Affaire Snowden: quelle implication des entreprises privées?

Neuf géants de l'économie numérique ont, selon Snowden, apporté leur soutien à l'action de la NSA. - -
Les liens qui existent entre les grandes firmes du Web sont toujours troubles. D'un coté, les documents révélés par Edward Snowden les impliquent directement. De l'autre, Microsoft, Google, Yahoo!, Facebook, YouTube, Skype, AOL, Apple et PalTalk, les neuf géants concernés par Prism, ont tous nié leur implication, dans quelque programme que ce soit.
Aujourd'hui encore, Google n'hésite pas à contacter les médias qui couvrent cette affaire pour réaffirmer son message: "Nous n'avons pas participé à Prism ni à aucun autre programme de surveillance américain. Nous ne donnons accès à nos serveurs à aucun gouvernement et nous communiquons aux autorités gouvernementales, les données relatives à nos utilisateurs dans le strict respect du cadre législatif", peut-on lire, par exemple, dans un courrier reçu par le site français PCInpact.
(Toutes les informations reproduites dans cet articles proviennent des documents révélés par Edward Snowden et publiés par les journaux qui y ont eu accès. Ces informations sont toutes, ou presque, démenties par les organismes impliqués.)
> Le cadre légal traditionnel
Les entreprises concernées reconnaissent recevoir des requêtes d'informations selon les protocoles classiques instaurés par la loi Fisa en 2008.
Cette loi n'autorise que la collecte en masse d’informations en provenance de l'extérieur des Etats-Unis et concernant des personnes non-Américaines (de nombreuses exceptions existent). Pour les citoyens américains, un mandat individuel est requis, et des requêtes précises envoyées aux entreprises.
Ces requêtes, les entreprises demandent aujourd'hui l'autorisation à la justice américaine de pouvoir en donner quelques détails, comme le nombre et la date. C'est une manière de mettre en avant leur volonté de transparence.
Google le fait déjà chaque année autant que possible. Depuis le scandale, Facebook et Microsoft ont été parmi les premiers à donner quelques chiffres, très vagues. Mais rien qui corresponde aux révélations d’Edward Snowden, qui ne s'inscrvent pas dans ce cadre législatif.
Quant à Apple, le groupe affirme n'avoir jamais entendu le mot "Prism", et assurent que les conversations iMessage et FaceTime sont chiffrées de bout en bout, non stockées, et visibles uniquement par les deux utilisateurs en question.
> Le coup de pouce de Microsoft
Très préoccupant pour la défense de Microsoft, des documents montrent que la firme de Redmond aurait aidé la NSA à casser le chiffrement des échanges Outlook (Hotmail) et Skype, pour les brancher sur Prism. Elle leur aurait en outre donné un accès privilégié à leur service de cloud Skydrive, ce qui concerne 250 millions d'utilisateurs.
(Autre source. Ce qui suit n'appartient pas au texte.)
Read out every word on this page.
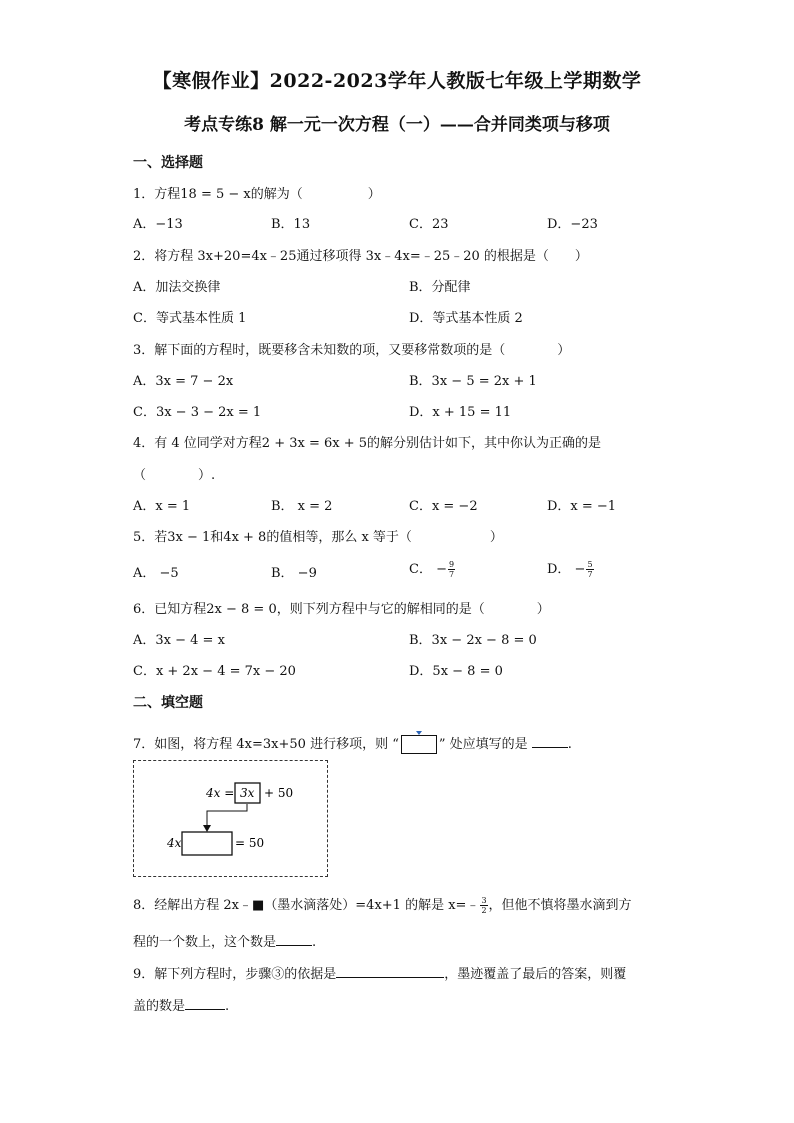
【寒假作业】2022-2023学年人教版七年级上学期数学
考点专练8 解一元一次方程（一）——合并同类项与移项
一、选择题
1．方程18 = 5 − x的解为（　　　　　）
A．−13	B．13	C．23	D．−23
2．将方程 3x+20=4x﹣25通过移项得 3x﹣4x=﹣25﹣20 的根据是（　　）
A．加法交换律	B．分配律
C．等式基本性质 1	D．等式基本性质 2
3．解下面的方程时，既要移含未知数的项，又要移常数项的是（　　　　）
A．3x = 7 − 2x	B．3x − 5 = 2x + 1
C．3x − 3 − 2x = 1	D．x + 15 = 11
4．有 4 位同学对方程2 + 3x = 6x + 5的解分别估计如下，其中你认为正确的是
（　　　　）.
A．x = 1	B． x = 2	C．x = −2	D．x = −1
5．若3x − 1和4x + 8的值相等，那么 x 等于（　　　　　　）
A． −5	B． −9	C． − $\frac{9}{7}$	D． − $\frac{5}{7}$
6．已知方程2x − 8 = 0，则下列方程中与它的解相同的是（　　　　）
A．3x − 4 = x	B．3x − 2x − 8 = 0
C．x + 2x − 4 = 7x − 20	D．5x − 8 = 0
二、填空题
7．如图，将方程 4x=3x+50 进行移项，则 “	” 处应填写的是	.
4x = 3x + 50
4x	= 50
8．经解出方程 2x﹣■（墨水滴落处）=4x+1 的解是 x=﹣ $\frac{3}{2}$ ，但他不慎将墨水滴到方
程的一个数上，这个数是	.
9．解下列方程时，步骤③的依据是	，墨迹覆盖了最后的答案，则覆
盖的数是	.
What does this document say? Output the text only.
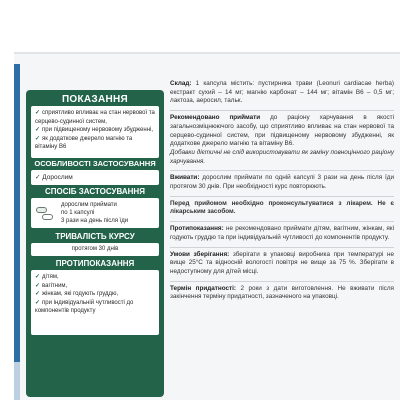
ПОКАЗАННЯ
✓ сприятливо впливає на стан нервової та серцево-судинної систем,
✓ при підвищеному нервовому збудженні,
✓ як додаткове джерело магнію та вітаміну В6
ОСОБЛИВОСТІ ЗАСТОСУВАННЯ
✓ Дорослим
СПОСІБ ЗАСТОСУВАННЯ
дорослим приймати
по 1 капсулі
3 рази на день після їди
ТРИВАЛІСТЬ КУРСУ
протягом 30 днів
ПРОТИПОКАЗАННЯ
✓ дітям,
✓ вагітним,
✓ жінкам, які годують груддю,
✓ при індивідуальній чутливості до компонентів продукту
Склад: 1 капсула містить: пустирника трави (Leonuri cardiacae herba) екстракт сухий – 14 мг; магнію карбонат – 144 мг; вітамін В6 – 0,5 мг; лактоза, аеросил, тальк.
Рекомендовано приймати до раціону харчування в якості загальнозміцнюючого засобу, що сприятливо впливає на стан нервової та серцево-судинної систем, при підвищеному нервовому збудженні, як додаткове джерело магнію та вітаміну В6.
Добавки дієтичні не слід використовувати як заміну повноцінного раціону харчування.
Вживати: дорослим приймати по одній капсулі 3 рази на день після їди протягом 30 днів. При необхідності курс повторюють.
Перед прийомом необхідно проконсультуватися з лікарем. Не є лікарським засобом.
Протипоказання: не рекомендовано приймати дітям, вагітним, жінкам, які годують груддю та при індивідуальній чутливості до компонентів продукту.
Умови зберігання: зберігати в упаковці виробника при температурі не вище 25°С та відносній вологості повітря не вище за 75 %. Зберігати в недоступному для дітей місці.
Термін придатності: 2 роки з дати виготовлення. Не вживати після закінчення терміну придатності, зазначеного на упаковці.
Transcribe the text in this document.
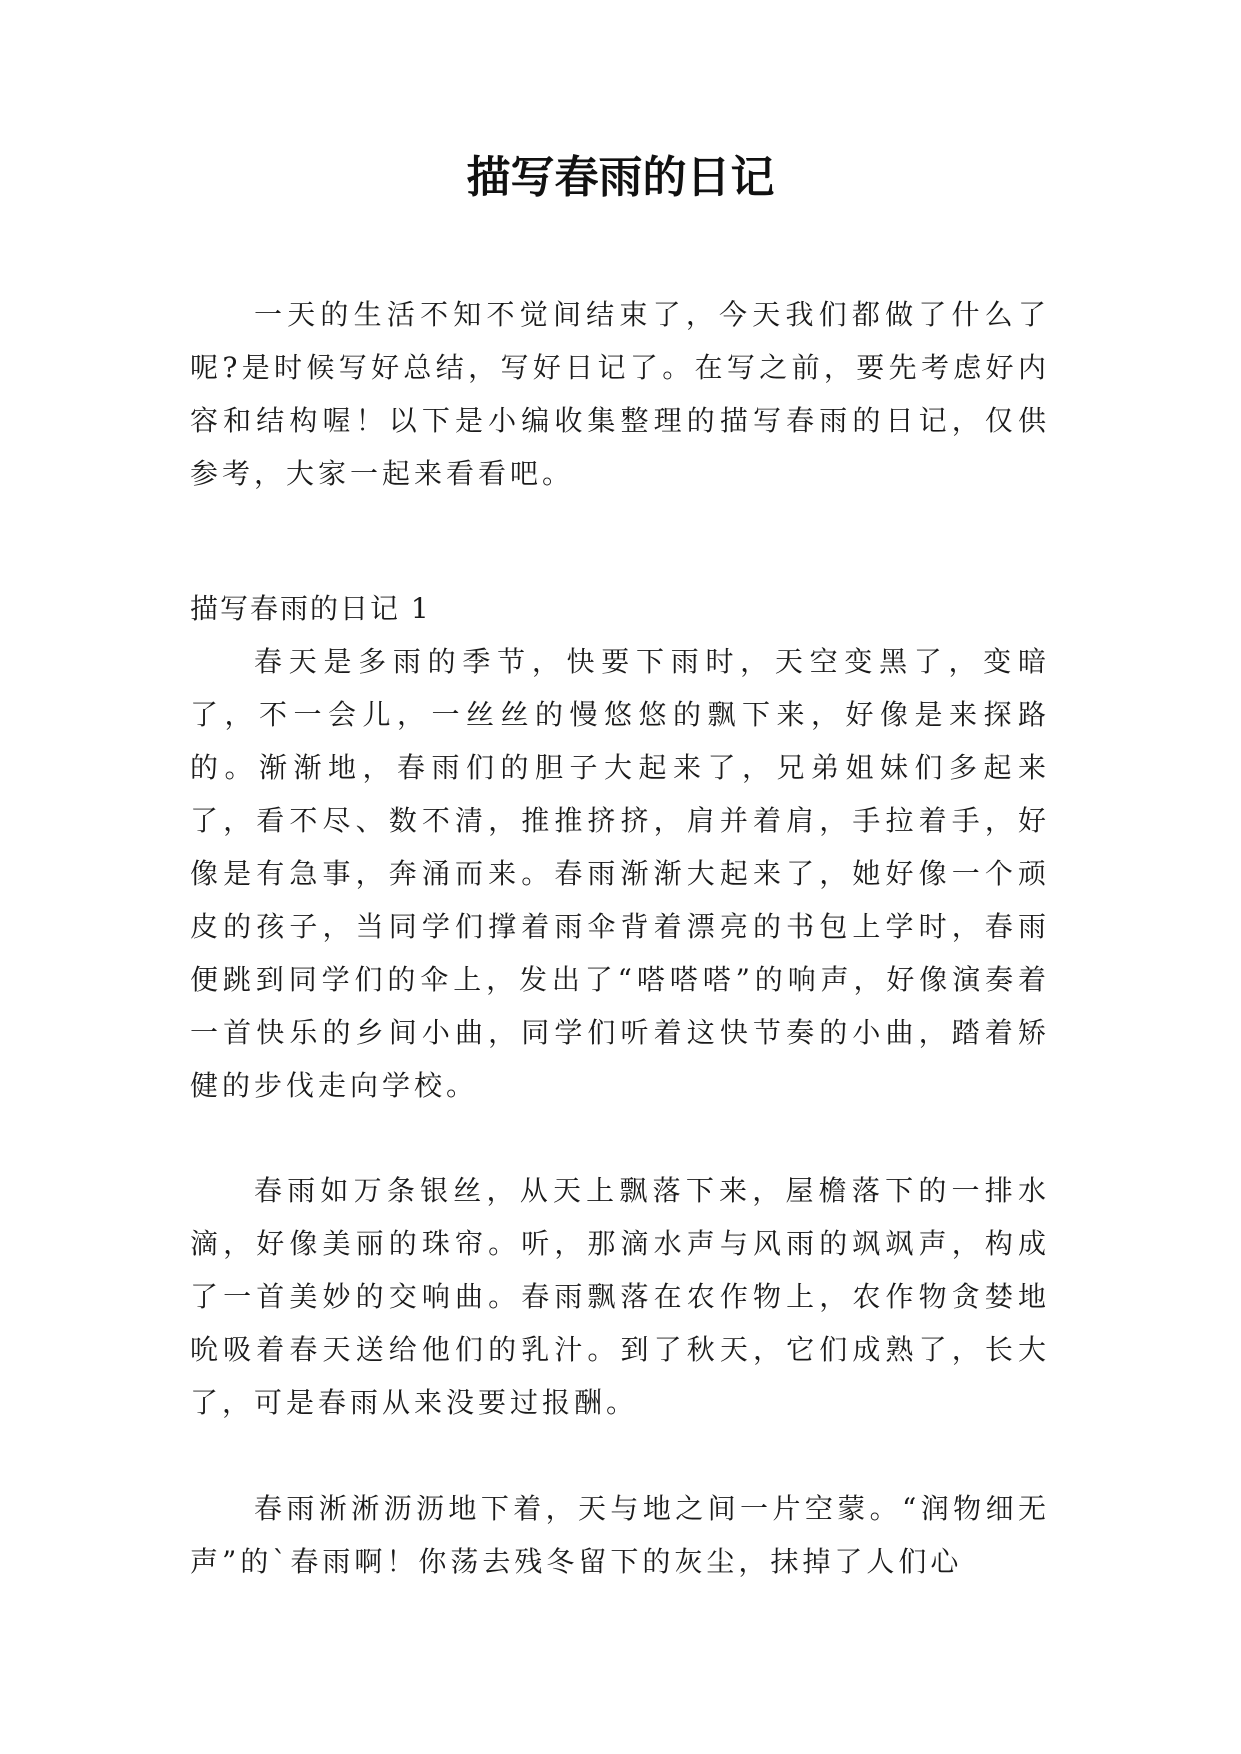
描写春雨的日记

一天的生活不知不觉间结束了，今天我们都做了什么了呢?是时候写好总结，写好日记了。在写之前，要先考虑好内容和结构喔！以下是小编收集整理的描写春雨的日记，仅供参考，大家一起来看看吧。

描写春雨的日记 1

春天是多雨的季节，快要下雨时，天空变黑了，变暗了，不一会儿，一丝丝的慢悠悠的飘下来，好像是来探路的。渐渐地，春雨们的胆子大起来了，兄弟姐妹们多起来了，看不尽、数不清，推推挤挤，肩并着肩，手拉着手，好像是有急事，奔涌而来。春雨渐渐大起来了，她好像一个顽皮的孩子，当同学们撑着雨伞背着漂亮的书包上学时，春雨便跳到同学们的伞上，发出了“嗒嗒嗒”的响声，好像演奏着一首快乐的乡间小曲，同学们听着这快节奏的小曲，踏着矫健的步伐走向学校。

春雨如万条银丝，从天上飘落下来，屋檐落下的一排水滴，好像美丽的珠帘。听，那滴水声与风雨的飒飒声，构成了一首美妙的交响曲。春雨飘落在农作物上，农作物贪婪地吮吸着春天送给他们的乳汁。到了秋天，它们成熟了，长大了，可是春雨从来没要过报酬。

春雨淅淅沥沥地下着，天与地之间一片空蒙。“润物细无声”的`春雨啊！你荡去残冬留下的灰尘，抹掉了人们心
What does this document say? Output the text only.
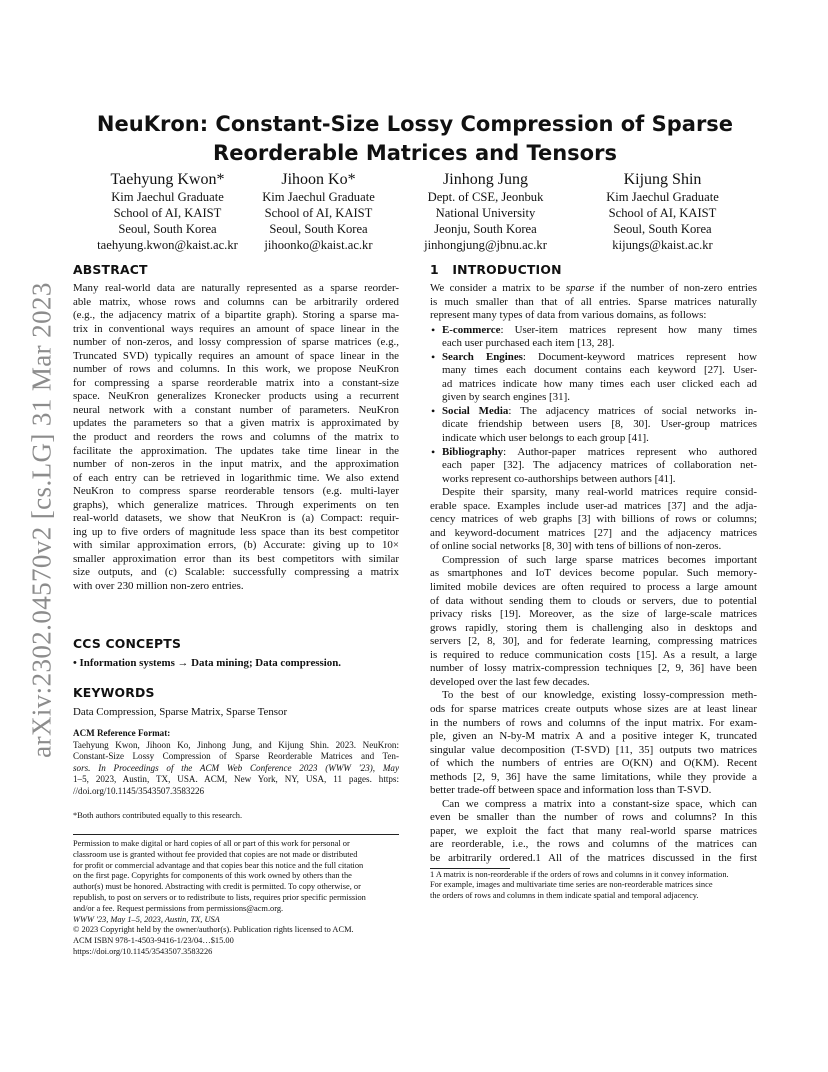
arXiv:2302.04570v2 [cs.LG] 31 Mar 2023
NeuKron: Constant-Size Lossy Compression of Sparse
Reorderable Matrices and Tensors
Taehyung Kwon*
Kim Jaechul Graduate
School of AI, KAIST
Seoul, South Korea
taehyung.kwon@kaist.ac.kr
Jihoon Ko*
Kim Jaechul Graduate
School of AI, KAIST
Seoul, South Korea
jihoonko@kaist.ac.kr
Jinhong Jung
Dept. of CSE, Jeonbuk
National University
Jeonju, South Korea
jinhongjung@jbnu.ac.kr
Kijung Shin
Kim Jaechul Graduate
School of AI, KAIST
Seoul, South Korea
kijungs@kaist.ac.kr
ABSTRACT

Many real-world data are naturally represented as a sparse reorder-
able matrix, whose rows and columns can be arbitrarily ordered
(e.g., the adjacency matrix of a bipartite graph). Storing a sparse ma-
trix in conventional ways requires an amount of space linear in the
number of non-zeros, and lossy compression of sparse matrices (e.g.,
Truncated SVD) typically requires an amount of space linear in the
number of rows and columns. In this work, we propose NeuKron
for compressing a sparse reorderable matrix into a constant-size
space. NeuKron generalizes Kronecker products using a recurrent
neural network with a constant number of parameters. NeuKron
updates the parameters so that a given matrix is approximated by
the product and reorders the rows and columns of the matrix to
facilitate the approximation. The updates take time linear in the
number of non-zeros in the input matrix, and the approximation
of each entry can be retrieved in logarithmic time. We also extend
NeuKron to compress sparse reorderable tensors (e.g. multi-layer
graphs), which generalize matrices. Through experiments on ten
real-world datasets, we show that NeuKron is (a) Compact: requir-
ing up to five orders of magnitude less space than its best competitor
with similar approximation errors, (b) Accurate: giving up to 10×
smaller approximation error than its best competitors with similar
size outputs, and (c) Scalable: successfully compressing a matrix
with over 230 million non-zero entries.

CCS CONCEPTS

• Information systems → Data mining; Data compression.

KEYWORDS

Data Compression, Sparse Matrix, Sparse Tensor

ACM Reference Format:
Taehyung Kwon, Jihoon Ko, Jinhong Jung, and Kijung Shin. 2023. NeuKron:
Constant-Size Lossy Compression of Sparse Reorderable Matrices and Ten-
sors. In Proceedings of the ACM Web Conference 2023 (WWW '23), May
1–5, 2023, Austin, TX, USA. ACM, New York, NY, USA, 11 pages. https:
//doi.org/10.1145/3543507.3583226
*Both authors contributed equally to this research.
Permission to make digital or hard copies of all or part of this work for personal or
classroom use is granted without fee provided that copies are not made or distributed
for profit or commercial advantage and that copies bear this notice and the full citation
on the first page. Copyrights for components of this work owned by others than the
author(s) must be honored. Abstracting with credit is permitted. To copy otherwise, or
republish, to post on servers or to redistribute to lists, requires prior specific permission
and/or a fee. Request permissions from permissions@acm.org.
WWW '23, May 1–5, 2023, Austin, TX, USA
© 2023 Copyright held by the owner/author(s). Publication rights licensed to ACM.
ACM ISBN 978-1-4503-9416-1/23/04…$15.00
https://doi.org/10.1145/3543507.3583226
1   INTRODUCTION

We consider a matrix to be sparse if the number of non-zero entries
is much smaller than that of all entries. Sparse matrices naturally
represent many types of data from various domains, as follows:

• E-commerce: User-item matrices represent how many times
each user purchased each item [13, 28].
• Search Engines: Document-keyword matrices represent how
many times each document contains each keyword [27]. User-
ad matrices indicate how many times each user clicked each ad
given by search engines [31].
• Social Media: The adjacency matrices of social networks in-
dicate friendship between users [8, 30]. User-group matrices
indicate which user belongs to each group [41].
• Bibliography: Author-paper matrices represent who authored
each paper [32]. The adjacency matrices of collaboration net-
works represent co-authorships between authors [41].

Despite their sparsity, many real-world matrices require consid-
erable space. Examples include user-ad matrices [37] and the adja-
cency matrices of web graphs [3] with billions of rows or columns;
and keyword-document matrices [27] and the adjacency matrices
of online social networks [8, 30] with tens of billions of non-zeros.

Compression of such large sparse matrices becomes important
as smartphones and IoT devices become popular. Such memory-
limited mobile devices are often required to process a large amount
of data without sending them to clouds or servers, due to potential
privacy risks [19]. Moreover, as the size of large-scale matrices
grows rapidly, storing them is challenging also in desktops and
servers [2, 8, 30], and for federate learning, compressing matrices
is required to reduce communication costs [15]. As a result, a large
number of lossy matrix-compression techniques [2, 9, 36] have been
developed over the last few decades.

To the best of our knowledge, existing lossy-compression meth-
ods for sparse matrices create outputs whose sizes are at least linear
in the numbers of rows and columns of the input matrix. For exam-
ple, given an N-by-M matrix A and a positive integer K, truncated
singular value decomposition (T-SVD) [11, 35] outputs two matrices
of which the numbers of entries are O(KN) and O(KM). Recent
methods [2, 9, 36] have the same limitations, while they provide a
better trade-off between space and information loss than T-SVD.

Can we compress a matrix into a constant-size space, which can
even be smaller than the number of rows and columns? In this
paper, we exploit the fact that many real-world sparse matrices
are reorderable, i.e., the rows and columns of the matrices can
be arbitrarily ordered.1 All of the matrices discussed in the first

1 A matrix is non-reorderable if the orders of rows and columns in it convey information.
For example, images and multivariate time series are non-reorderable matrices since
the orders of rows and columns in them indicate spatial and temporal adjacency.
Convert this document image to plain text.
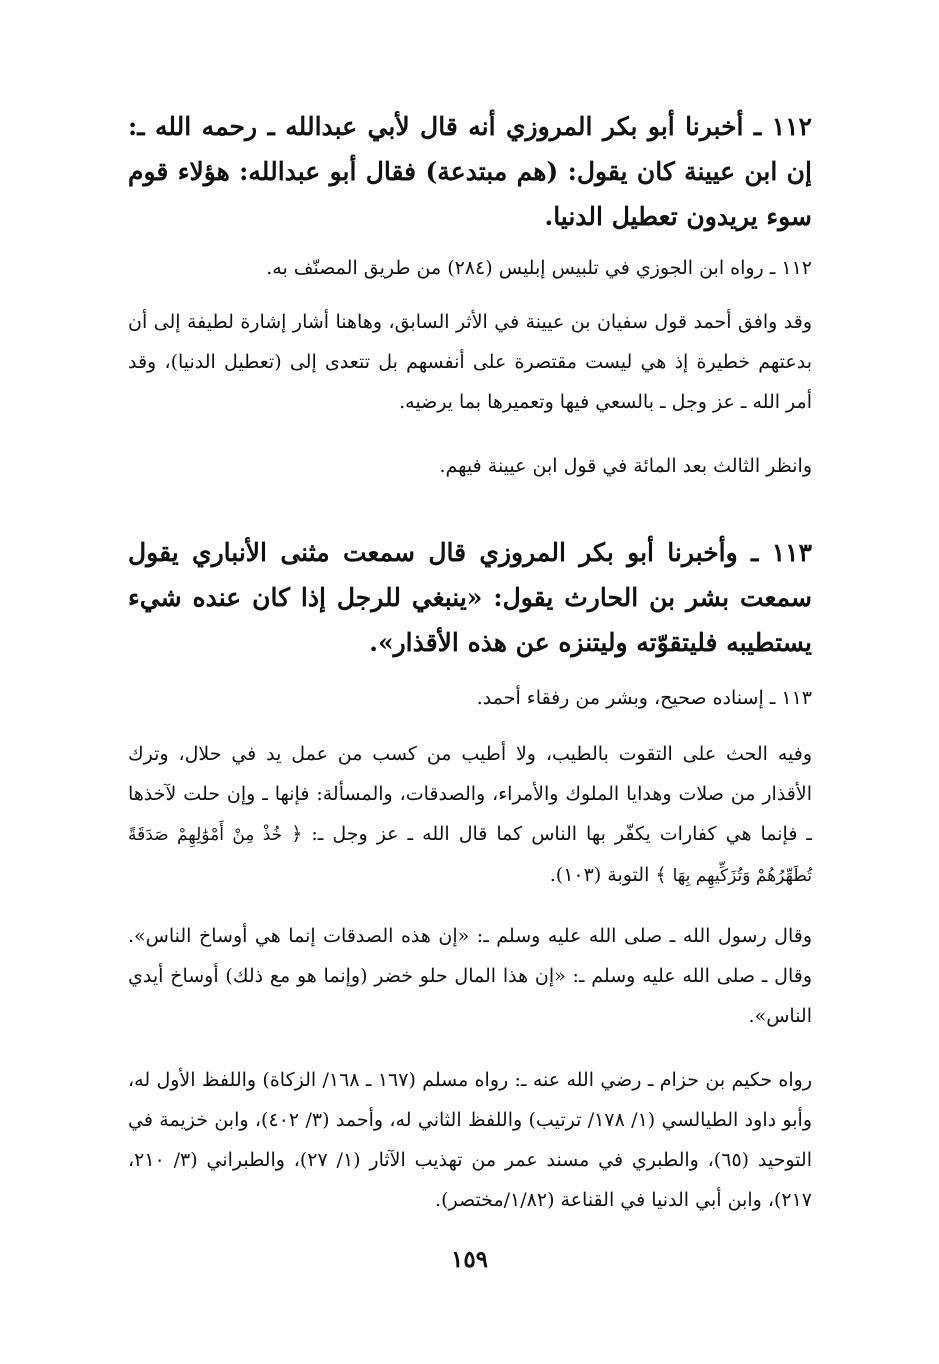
١١٢ ـ أخبرنا أبو بكر المروزي أنه قال لأبي عبدالله ـ رحمه الله ـ: إن ابن عيينة كان يقول: (هم مبتدعة) فقال أبو عبدالله: هؤلاء قوم سوء يريدون تعطيل الدنيا.
١١٢ ـ رواه ابن الجوزي في تلبيس إبليس (٢٨٤) من طريق المصنّف به.
وقد وافق أحمد قول سفيان بن عيينة في الأثر السابق، وهاهنا أشار إشارة لطيفة إلى أن بدعتهم خطيرة إذ هي ليست مقتصرة على أنفسهم بل تتعدى إلى (تعطيل الدنيا)، وقد أمر الله ـ عز وجل ـ بالسعي فيها وتعميرها بما يرضيه.
وانظر الثالث بعد المائة في قول ابن عيينة فيهم.
١١٣ ـ وأخبرنا أبو بكر المروزي قال سمعت مثنى الأنباري يقول سمعت بشر بن الحارث يقول: «ينبغي للرجل إذا كان عنده شيء يستطيبه فليتقوّته وليتنزه عن هذه الأقذار».
١١٣ ـ إسناده صحيح، وبشر من رفقاء أحمد.
وفيه الحث على التقوت بالطيب، ولا أطيب من كسب من عمل يد في حلال، وترك الأقذار من صلات وهدايا الملوك والأمراء، والصدقات، والمسألة: فإنها ـ وإن حلت لآخذها ـ فإنما هي كفارات يكفّر بها الناس كما قال الله ـ عز وجل ـ: ﴿ خُذْ مِنْ أَمْوَٰلِهِمْ صَدَقَةً تُطَهِّرُهُمْ وَتُزَكِّيهِم بِهَا ﴾ التوبة (١٠٣).
وقال رسول الله ـ صلى الله عليه وسلم ـ: «إن هذه الصدقات إنما هي أوساخ الناس». وقال ـ صلى الله عليه وسلم ـ: «إن هذا المال حلو خضر (وإنما هو مع ذلك) أوساخ أيدي الناس».
رواه حكيم بن حزام ـ رضي الله عنه ـ: رواه مسلم (١٦٧ ـ ١٦٨/ الزكاة) واللفظ الأول له، وأبو داود الطيالسي (١/ ١٧٨/ ترتيب) واللفظ الثاني له، وأحمد (٣/ ٤٠٢)، وابن خزيمة في التوحيد (٦٥)، والطبري في مسند عمر من تهذيب الآثار (١/ ٢٧)، والطبراني (٣/ ٢١٠، ٢١٧)، وابن أبي الدنيا في القناعة (١/٨٢/مختصر).
١٥٩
Pour sa défense, Microsoft a affirmé que la société avait besoin de mettre à jour ses produits en fonction des lois existantes et futures concernant la transmission de données aux services de renseignement… Tout en niant répondre à des demandes d'accès direct.
> Des millions de dollars en indemnisation
Une révélation sortie par le Guardian est venue matérialiser l'existence d'un lien financier entre la NSA et ces compagnies. Elles auraient reçu des millions de dollars en compensation pour couvrir des coûts de "certification" des procédures de surveillance. La loi américaine oblige en effet l'Etat à indemniser les sociétés privées des coûts éventuels des demandes de justice.
Il se trouve que les premières procédures légales proposées en 2011 par la NSA ont été refusées par la Cour Fisa, qui gère les agréments permettant de procéder aux interceptions. Cela aurait entraîné des surcoûts importants.
Rien de compromettant a priori, sinon que ce sont des sommes gigantesques attribuées en toute opacité à des entreprises qui se défendent de manière contradictoire: Yahoo! met en avant la légalité de la chose tandis que Facebook nie en bloc, que Google reste vague et que Microsoft refuse de commenter.
> Des rapports troubles avec les opérateurs de télécoms
Les documents révélés par Edward Snowden ont par ailleurs montré que la NSA aurait travaillé avec des opérateurs de télécommunication, tels que Verizon aux Etats-Unis. Au Brésil, c'est carrément sans l’aval du gouvernement que les opérateurs de télécommunications transmettaient des informations à la NSA.
Les entreprises concernées par le scandale Prism n'y laisseront pas leur chemise, mais cela peut leur coûter cher. Un rapport rendu mi-août par l'Information Technology and innovation Foundation chiffre à 31 milliards de dollars les possibles dommages totaux. C'est qu'elles sont prises en tenaille entre les exigences de transparence de leurs utilisateurs et les exigences légales du secret militaire.